В условленный день священник не явился. По приказу Малкина его доставили в Управление в наручниках.
– Садись, твое преподобие. Буду исповедовать.
– Мне каяться не в чем.
– Нарушил договор, выразил непочтение властям – это не грех?
– Никакого договора не было.
– А я понял так, что мы пришли к соглашению.
– Исповедь есть таинство. Переступать через него величайший грех.
– Ах какой ты богобоязненный! Не знаю, право, что с тобой делать… спустить на недельку в камеру да устроить экзекуцию? Жалко. Поместить к уголовникам, чтобы прочистили тебе задний проход – вдруг понравится, а я доставлять тебе удовольствие не нанимался. Ладно: сегодня я почему-то добрый, ограничусь предупреждением, бороться со мной – дело безнадежное и вредное. Явка через неделю без напоминаний. Не подчинишься – не взыщи. Все. Можешь идти.
«Не будет с него проку, – лениво подумал Малкин, когда поп вышел, осторожно прикрыв за собой дверь. – «Никакой он не пьяница и не бабник, а тем более не антисоветчик. Так – ни рыба, ни мясо. Верну его Сербинову, пусть занимается. Это решение он принял вчера… вернее – позавчера. И вот пожалуйста: сломался поп, повесился. А ведь это тоже грех. Похлеще нарушения таинства. А не есть ли это вражья вылазка Сербинова? «Вернусь из Апшеронской – разберусь», – решил Малкин. Уезжая, позвонил Сербинову:
– Пока я в командировке – подготовь общественное мнение.
– Это вы о чем?
– Не о чем, а о ком. Я про отца Димитрия. Поручи «Большевику» растрезвонить про самоубийство на почве алкоголизма. Поп человек здесь новый, газете поверят. Состряпай соответствующее заключение врачей.

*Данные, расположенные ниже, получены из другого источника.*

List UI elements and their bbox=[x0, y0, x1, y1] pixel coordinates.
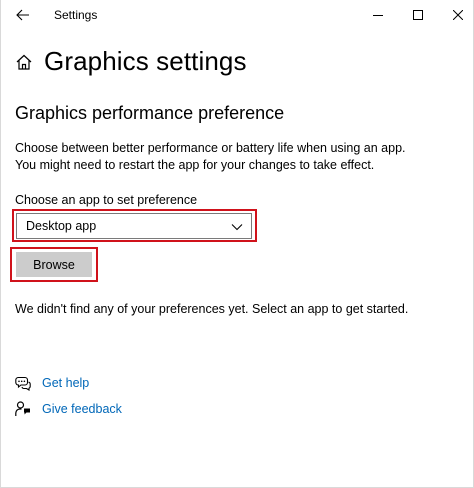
get-help-label: Get help bbox=[42, 376, 90, 390]
give-feedback-label: Give feedback bbox=[42, 402, 122, 416]
section-description: Choose between better performance or bat… bbox=[15, 140, 455, 174]
give-feedback-link[interactable]: Give feedback bbox=[15, 401, 122, 417]
dropdown-selected-value: Desktop app bbox=[26, 219, 97, 233]
settings-window: Settings Graphics settings Graphics perf… bbox=[0, 0, 474, 488]
description-line-2: You might need to restart the app for yo… bbox=[15, 158, 375, 172]
minimize-icon bbox=[373, 15, 383, 16]
page-header: Graphics settings bbox=[15, 46, 247, 77]
feedback-person-icon bbox=[15, 401, 30, 416]
app-type-dropdown[interactable]: Desktop app bbox=[16, 213, 252, 239]
empty-state-message: We didn't find any of your preferences y… bbox=[15, 302, 409, 316]
title-bar: Settings bbox=[1, 0, 473, 30]
close-icon bbox=[453, 10, 463, 20]
close-button[interactable] bbox=[435, 0, 474, 30]
help-chat-icon bbox=[15, 376, 31, 391]
back-arrow-icon bbox=[16, 9, 29, 21]
back-button[interactable] bbox=[9, 2, 37, 28]
app-picker-label: Choose an app to set preference bbox=[15, 193, 198, 207]
maximize-icon bbox=[413, 10, 423, 20]
window-title: Settings bbox=[54, 8, 98, 22]
get-help-link[interactable]: Get help bbox=[15, 375, 89, 391]
browse-button[interactable]: Browse bbox=[16, 252, 92, 277]
section-title: Graphics performance preference bbox=[15, 103, 285, 123]
page-title: Graphics settings bbox=[44, 46, 247, 76]
home-icon bbox=[16, 54, 32, 70]
description-line-1: Choose between better performance or bat… bbox=[15, 141, 406, 155]
chevron-down-icon bbox=[231, 224, 243, 231]
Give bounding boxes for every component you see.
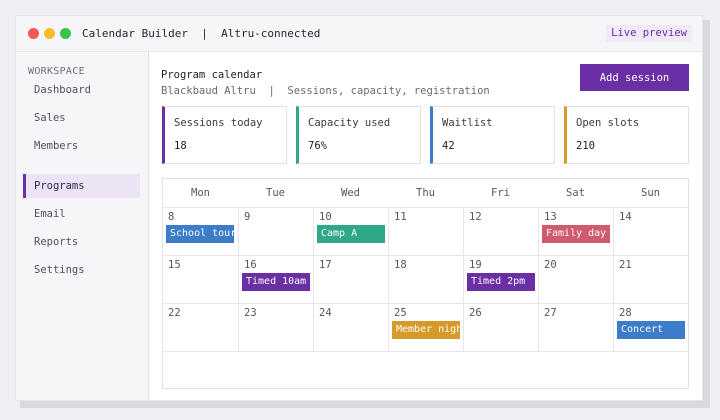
calendar-day-cell[interactable]: 13 Family day: [538, 207, 613, 255]
day-number: 23: [244, 307, 257, 319]
calendar-event[interactable]: Timed 2pm: [467, 273, 535, 291]
calendar-day-cell[interactable]: 9: [238, 207, 313, 255]
day-number: 16: [244, 259, 257, 271]
day-number: 15: [168, 259, 181, 271]
sidebar-item-settings[interactable]: Settings: [23, 258, 140, 282]
day-number: 13: [544, 211, 557, 223]
sidebar-item-reports[interactable]: Reports: [23, 230, 140, 254]
day-number: 24: [319, 307, 332, 319]
calendar-bottom-divider: [163, 351, 688, 352]
calendar-day-cell[interactable]: 23: [238, 303, 313, 351]
calendar-day-cell[interactable]: 21: [613, 255, 688, 303]
weekday-header: Sat: [566, 187, 585, 199]
kpi-capacity-used: Capacity used 76%: [296, 106, 421, 164]
live-preview-badge[interactable]: Live preview: [606, 25, 692, 42]
sidebar-item-members[interactable]: Members: [23, 134, 140, 158]
kpi-label: Sessions today: [174, 117, 263, 129]
kpi-waitlist: Waitlist 42: [430, 106, 555, 164]
sidebar-item-programs[interactable]: Programs: [23, 174, 140, 198]
day-number: 28: [619, 307, 632, 319]
weekday-header: Wed: [341, 187, 360, 199]
sidebar-item-sales[interactable]: Sales: [23, 106, 140, 130]
weekday-header: Mon: [191, 187, 210, 199]
day-number: 18: [394, 259, 407, 271]
calendar-day-cell[interactable]: 26: [463, 303, 538, 351]
page-subtitle: Blackbaud Altru | Sessions, capacity, re…: [161, 85, 490, 97]
maximize-window-button[interactable]: [60, 28, 71, 39]
day-number: 22: [168, 307, 181, 319]
sidebar: WORKSPACE Dashboard Sales Members Progra…: [16, 52, 148, 400]
day-number: 27: [544, 307, 557, 319]
day-number: 25: [394, 307, 407, 319]
close-window-button[interactable]: [28, 28, 39, 39]
calendar-event[interactable]: Member night: [392, 321, 460, 339]
calendar-day-cell[interactable]: 19 Timed 2pm: [463, 255, 538, 303]
calendar-day-cell[interactable]: 12: [463, 207, 538, 255]
calendar-event[interactable]: Camp A: [317, 225, 385, 243]
sidebar-heading: WORKSPACE: [28, 66, 85, 77]
day-number: 19: [469, 259, 482, 271]
kpi-value: 42: [442, 140, 455, 152]
kpi-value: 210: [576, 140, 595, 152]
app-title: Calendar Builder | Altru-connected: [82, 27, 321, 40]
calendar-grid: Mon Tue Wed Thu Fri Sat Sun 8 School tour 9 10 Camp…: [162, 178, 689, 389]
add-session-button[interactable]: Add session: [580, 64, 689, 91]
minimize-window-button[interactable]: [44, 28, 55, 39]
calendar-day-cell[interactable]: 8 School tour: [163, 207, 238, 255]
sidebar-item-dashboard[interactable]: Dashboard: [23, 78, 140, 102]
weekday-header: Sun: [641, 187, 660, 199]
day-number: 17: [319, 259, 332, 271]
calendar-day-cell[interactable]: 11: [388, 207, 463, 255]
calendar-day-cell[interactable]: 17: [313, 255, 388, 303]
calendar-event[interactable]: Family day: [542, 225, 610, 243]
day-number: 11: [394, 211, 407, 223]
title-bar: Calendar Builder | Altru-connected Live …: [16, 16, 702, 52]
kpi-label: Waitlist: [442, 117, 493, 129]
kpi-value: 18: [174, 140, 187, 152]
app-window: Calendar Builder | Altru-connected Live …: [15, 15, 703, 401]
calendar-day-cell[interactable]: 14: [613, 207, 688, 255]
calendar-day-cell[interactable]: 27: [538, 303, 613, 351]
calendar-day-cell[interactable]: 16 Timed 10am: [238, 255, 313, 303]
calendar-event[interactable]: School tour: [166, 225, 234, 243]
weekday-header: Thu: [416, 187, 435, 199]
day-number: 8: [168, 211, 175, 223]
day-number: 12: [469, 211, 482, 223]
main-content: Program calendar Blackbaud Altru | Sessi…: [148, 52, 702, 400]
page-title: Program calendar: [161, 69, 263, 81]
calendar-day-cell[interactable]: 18: [388, 255, 463, 303]
day-number: 14: [619, 211, 632, 223]
day-number: 10: [319, 211, 332, 223]
calendar-day-cell[interactable]: 24: [313, 303, 388, 351]
calendar-day-cell[interactable]: 22: [163, 303, 238, 351]
kpi-value: 76%: [308, 140, 327, 152]
day-number: 9: [244, 211, 251, 223]
calendar-day-cell[interactable]: 25 Member night: [388, 303, 463, 351]
calendar-day-cell[interactable]: 28 Concert: [613, 303, 688, 351]
day-number: 20: [544, 259, 557, 271]
kpi-label: Open slots: [576, 117, 640, 129]
day-number: 26: [469, 307, 482, 319]
weekday-header: Fri: [491, 187, 510, 199]
calendar-event[interactable]: Timed 10am: [242, 273, 310, 291]
kpi-sessions-today: Sessions today 18: [162, 106, 287, 164]
calendar-day-cell[interactable]: 15: [163, 255, 238, 303]
kpi-open-slots: Open slots 210: [564, 106, 689, 164]
calendar-day-cell[interactable]: 10 Camp A: [313, 207, 388, 255]
calendar-event[interactable]: Concert: [617, 321, 685, 339]
weekday-header: Tue: [266, 187, 285, 199]
calendar-day-cell[interactable]: 20: [538, 255, 613, 303]
kpi-label: Capacity used: [308, 117, 391, 129]
day-number: 21: [619, 259, 632, 271]
sidebar-item-email[interactable]: Email: [23, 202, 140, 226]
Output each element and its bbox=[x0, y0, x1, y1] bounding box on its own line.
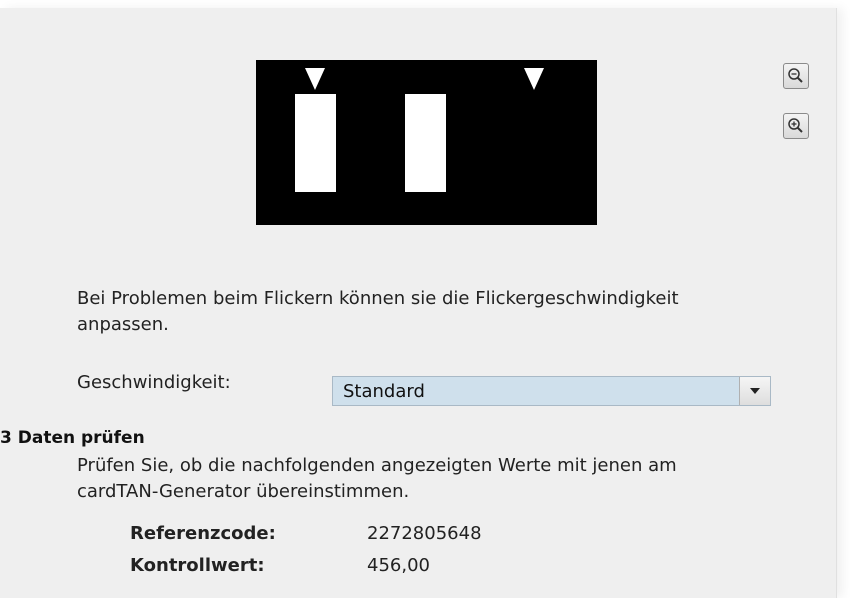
reference-code-value: 2272805648 bbox=[367, 523, 482, 544]
step3-heading: 3 Daten prüfen bbox=[0, 428, 145, 448]
flicker-info-line1: Bei Problemen beim Flickern können sie d… bbox=[77, 288, 679, 309]
flicker-bar bbox=[295, 94, 336, 192]
step3-info-line2: cardTAN-Generator übereinstimmen. bbox=[77, 481, 410, 502]
step3-info-line1: Prüfen Sie, ob die nachfolgenden angezei… bbox=[77, 455, 677, 476]
flicker-info-line2: anpassen. bbox=[77, 314, 169, 335]
tan-panel: Bei Problemen beim Flickern können sie d… bbox=[0, 8, 837, 598]
flicker-marker-left bbox=[305, 68, 325, 90]
zoom-in-button[interactable] bbox=[783, 113, 809, 139]
control-value-value: 456,00 bbox=[367, 555, 430, 576]
zoom-out-button[interactable] bbox=[783, 63, 809, 89]
chevron-down-icon[interactable] bbox=[739, 377, 770, 405]
flicker-code bbox=[256, 60, 597, 225]
speed-select-value: Standard bbox=[343, 381, 425, 402]
speed-label: Geschwindigkeit: bbox=[77, 372, 231, 393]
speed-select[interactable]: Standard bbox=[332, 376, 771, 406]
reference-code-label: Referenzcode: bbox=[130, 523, 276, 544]
flicker-marker-right bbox=[524, 68, 544, 90]
control-value-label: Kontrollwert: bbox=[130, 555, 265, 576]
flicker-bar bbox=[405, 94, 446, 192]
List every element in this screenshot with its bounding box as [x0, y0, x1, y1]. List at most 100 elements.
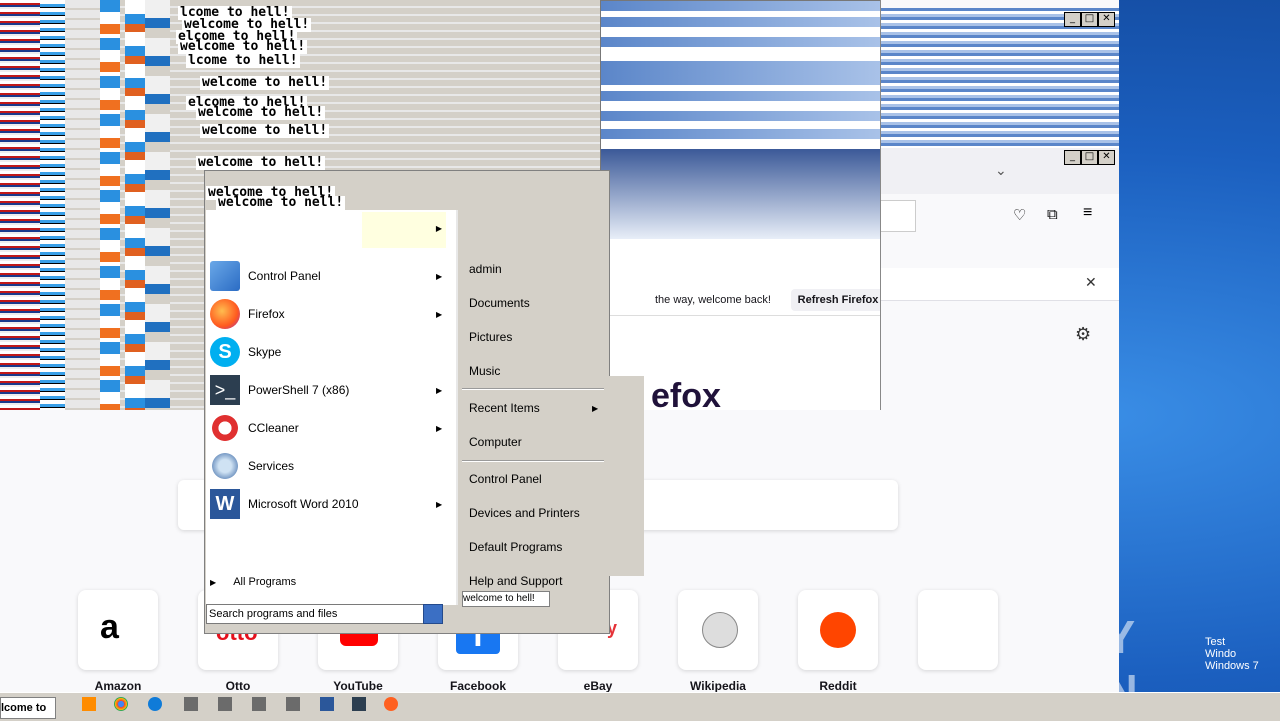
shortcut-label: Otto — [225, 679, 251, 693]
places-item[interactable]: Computer — [469, 435, 522, 449]
submenu-arrow-icon: ▶ — [435, 224, 442, 233]
program-label: Control Panel — [248, 269, 321, 283]
program-label: PowerShell 7 (x86) — [248, 383, 350, 397]
window-icon[interactable] — [252, 697, 266, 711]
media-player-icon[interactable] — [82, 697, 96, 711]
shortcut-tile[interactable] — [798, 590, 878, 670]
glitch-text: welcome to hell! — [196, 105, 326, 120]
menu-icon[interactable]: ≡ — [1083, 204, 1092, 222]
shortcut-tile[interactable] — [678, 590, 758, 670]
skype-icon: S — [210, 337, 240, 367]
menu-shadow — [608, 376, 644, 576]
glitch-text: lcome to hell! — [186, 53, 300, 68]
url-bar[interactable] — [881, 200, 916, 232]
start-menu-title: welcome to nell! — [216, 195, 346, 210]
highlight-item[interactable]: ▶ — [362, 212, 446, 248]
close-window-button[interactable]: ✕ — [1098, 150, 1115, 165]
glitch-text: welcome to hell! — [196, 155, 326, 170]
powershell-icon: >_ — [210, 375, 240, 405]
search-input[interactable]: Search programs and files — [206, 604, 424, 624]
minimize-button[interactable]: _ — [1064, 12, 1081, 27]
window-icon[interactable] — [286, 697, 300, 711]
shortcut-label: Amazon — [94, 679, 142, 693]
taskbar: lcome to — [0, 692, 1280, 721]
program-ccleaner[interactable]: CCleaner — [210, 411, 450, 445]
submenu-arrow-icon: ▶ — [592, 404, 599, 413]
corner-text: Test Windo Windows 7 — [1205, 636, 1275, 672]
shortcut-label: Reddit — [819, 679, 857, 693]
glitch-text: welcome to hell! — [200, 123, 330, 138]
glitch-strip — [100, 0, 120, 410]
places-item[interactable]: admin — [469, 262, 502, 276]
corner-line: Windo — [1205, 648, 1237, 660]
places-item[interactable]: Help and Support — [469, 574, 562, 588]
places-item[interactable]: Devices and Printers — [469, 506, 580, 520]
places-item[interactable]: Documents — [469, 296, 530, 310]
program-label: Services — [248, 459, 295, 473]
ccleaner-icon — [210, 413, 240, 443]
powershell-icon[interactable] — [352, 697, 366, 711]
glitch-strip — [0, 0, 40, 410]
program-firefox[interactable]: Firefox — [210, 297, 450, 331]
places-item-recent[interactable]: Recent Items — [469, 401, 540, 415]
window-icon[interactable] — [184, 697, 198, 711]
program-control-panel[interactable]: Control Panel — [210, 259, 450, 293]
shutdown-button[interactable]: welcome to hell! — [462, 591, 550, 607]
maximize-button[interactable]: □ — [1081, 150, 1098, 165]
pane-divider — [456, 210, 458, 605]
glitch-strip — [125, 0, 145, 410]
shortcut-label: YouTube — [333, 679, 383, 693]
places-item[interactable]: Music — [469, 364, 500, 378]
search-icon[interactable] — [423, 604, 443, 624]
close-window-button[interactable]: ✕ — [1098, 12, 1115, 27]
notification-bar: the way, welcome back! Refresh Firefox — [601, 249, 881, 316]
firefox-icon — [210, 299, 240, 329]
control-panel-icon — [210, 261, 240, 291]
program-label: Skype — [248, 345, 282, 359]
corner-line: Windows 7 — [1205, 660, 1259, 672]
maximize-button[interactable]: □ — [1081, 12, 1098, 27]
reddit-icon — [820, 612, 856, 648]
extensions-icon[interactable]: ⧉ — [1047, 206, 1058, 223]
amazon-icon: a — [100, 608, 119, 646]
chrome-icon[interactable] — [114, 697, 128, 711]
edge-icon[interactable] — [148, 697, 162, 711]
shortcut-tile-empty[interactable] — [918, 590, 998, 670]
program-label: Firefox — [248, 307, 285, 321]
submenu-arrow-icon: ▶ — [436, 272, 443, 281]
places-item[interactable]: Control Panel — [469, 472, 542, 486]
corner-line: Test — [1205, 636, 1226, 648]
services-icon — [210, 451, 240, 481]
submenu-arrow-icon: ▶ — [436, 386, 443, 395]
gear-icon[interactable]: ⚙ — [1075, 324, 1091, 345]
pocket-icon[interactable]: ♡ — [1013, 206, 1026, 224]
all-programs-button[interactable]: ▶ All Programs — [210, 576, 296, 588]
glitch-strip — [65, 0, 105, 410]
submenu-arrow-icon: ▶ — [436, 310, 443, 319]
start-button[interactable]: lcome to — [0, 697, 56, 719]
program-skype[interactable]: S Skype — [210, 335, 450, 369]
glitch-text: welcome to hell! — [178, 39, 308, 54]
program-label: Microsoft Word 2010 — [248, 497, 359, 511]
shortcut-label: Wikipedia — [690, 679, 746, 693]
close-icon[interactable]: ✕ — [1085, 274, 1097, 291]
program-powershell[interactable]: >_ PowerShell 7 (x86) — [210, 373, 450, 407]
firefox-icon[interactable] — [384, 697, 398, 711]
window-icon[interactable] — [218, 697, 232, 711]
chevron-down-icon[interactable]: ⌄ — [995, 162, 1007, 179]
glitch-text: welcome to hell! — [200, 75, 330, 90]
minimize-button[interactable]: _ — [1064, 150, 1081, 165]
wikipedia-icon — [702, 612, 738, 648]
edit-icon[interactable] — [320, 697, 334, 711]
refresh-firefox-button[interactable]: Refresh Firefox — [791, 289, 881, 311]
all-programs-label: All Programs — [233, 576, 297, 588]
places-item[interactable]: Default Programs — [469, 540, 562, 554]
places-item[interactable]: Pictures — [469, 330, 512, 344]
program-word[interactable]: W Microsoft Word 2010 — [210, 487, 450, 521]
separator — [462, 388, 604, 390]
program-services[interactable]: Services — [210, 449, 450, 483]
glitch-strip — [40, 0, 65, 410]
shortcut-tile[interactable]: a — [78, 590, 158, 670]
notification-bar: ✕ — [881, 268, 1119, 301]
submenu-arrow-icon: ▶ — [436, 424, 443, 433]
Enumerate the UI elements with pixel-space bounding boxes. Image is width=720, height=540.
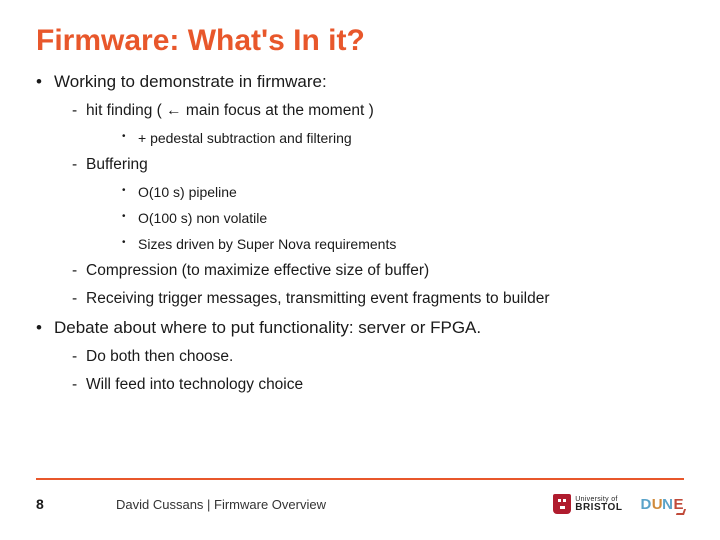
- dune-d: D: [640, 496, 651, 513]
- page-number: 8: [36, 496, 116, 512]
- sub-do-both: Do both then choose.: [72, 348, 684, 366]
- subsub-nonvolatile: O(100 s) non volatile: [122, 210, 684, 226]
- subsublist: + pedestal subtraction and filtering: [122, 130, 684, 146]
- content-list: Working to demonstrate in firmware: hit …: [36, 72, 684, 394]
- bullet-text: Debate about where to put functionality:…: [54, 318, 481, 337]
- sub-compression: Compression (to maximize effective size …: [72, 262, 684, 280]
- footer: 8 David Cussans | Firmware Overview Univ…: [36, 478, 684, 518]
- sub-receiving: Receiving trigger messages, transmitting…: [72, 290, 684, 308]
- dune-e: E: [673, 496, 684, 513]
- bullet-debate: Debate about where to put functionality:…: [36, 318, 684, 394]
- bristol-crest-icon: [553, 494, 571, 514]
- footer-text: David Cussans | Firmware Overview: [116, 497, 553, 512]
- bullet-text: Working to demonstrate in firmware:: [54, 72, 327, 91]
- bristol-wordmark: University of BRISTOL: [575, 496, 622, 513]
- footer-row: 8 David Cussans | Firmware Overview Univ…: [36, 490, 684, 518]
- sublist: hit finding ( ← main focus at the moment…: [72, 102, 684, 308]
- footer-rule: [36, 478, 684, 480]
- dune-n: N: [662, 496, 673, 513]
- bullet-working: Working to demonstrate in firmware: hit …: [36, 72, 684, 308]
- sub-buffering: Buffering O(10 s) pipeline O(100 s) non …: [72, 156, 684, 252]
- bullet-text: hit finding ( ← main focus at the moment…: [86, 102, 374, 119]
- bristol-line2: BRISTOL: [575, 503, 622, 513]
- sublist: Do both then choose. Will feed into tech…: [72, 348, 684, 394]
- sub-hit-finding: hit finding ( ← main focus at the moment…: [72, 102, 684, 146]
- subsub-pipeline: O(10 s) pipeline: [122, 184, 684, 200]
- bristol-logo: University of BRISTOL: [553, 494, 622, 514]
- logos: University of BRISTOL D U N E: [553, 494, 684, 514]
- dune-logo: D U N E: [640, 496, 684, 513]
- subsublist: O(10 s) pipeline O(100 s) non volatile S…: [122, 184, 684, 252]
- bullet-text: Buffering: [86, 156, 148, 173]
- subsub-pedestal: + pedestal subtraction and filtering: [122, 130, 684, 146]
- subsub-sizes: Sizes driven by Super Nova requirements: [122, 236, 684, 252]
- sub-will-feed: Will feed into technology choice: [72, 376, 684, 394]
- slide-title: Firmware: What's In it?: [36, 24, 684, 58]
- slide: Firmware: What's In it? Working to demon…: [0, 0, 720, 540]
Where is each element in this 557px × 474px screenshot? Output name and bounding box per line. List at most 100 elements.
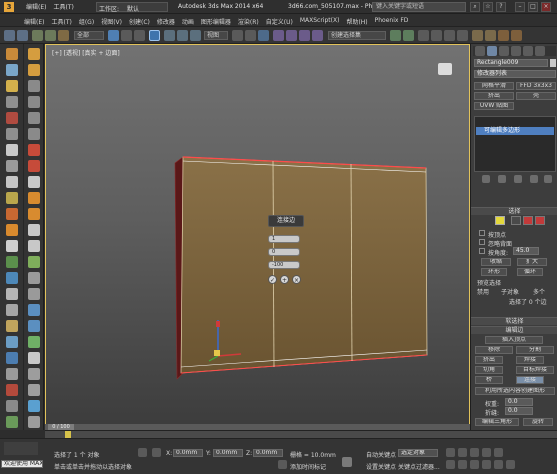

– Я об этом думал, Иван Павлович! – обрадовался Сербинов. – Хорошо, что наши мысли совпали. Только я бы даже маленько усилил.
– Как?
– Под рубрикой «НКВД сообщает» поместил бы в газете «Большевик» материал следующего содержания: «Сегодня в полночь священнослужитель такого-то прихода такой-то, находясь в сильной степени опьянения, явился в НКВД и сообщил, что ряд прихожан, исповедуясь, поведали о проводимой ими вражеской работе, направленной на свержение советской власти на Кубани. За эту информацию он потребовал крупную – сумму денег. Уличенный доблестными органами НКВД во лжи, священнослужитель отправился домой, напился до положения риз и покончил с собой через повешение. Собаке собачья смерть!»
– Неплохо, рассмеялся Малкин. – Тут тебе и антиалкогольная и антирелигиозная пропаганда и органам почет. Только «собаке собачья смерть» – убери. Это ни к чему. Мы то с тобой знаем, что он ни в чем не повинен. Да и по отношению к собакам это как-то бесчеловечно.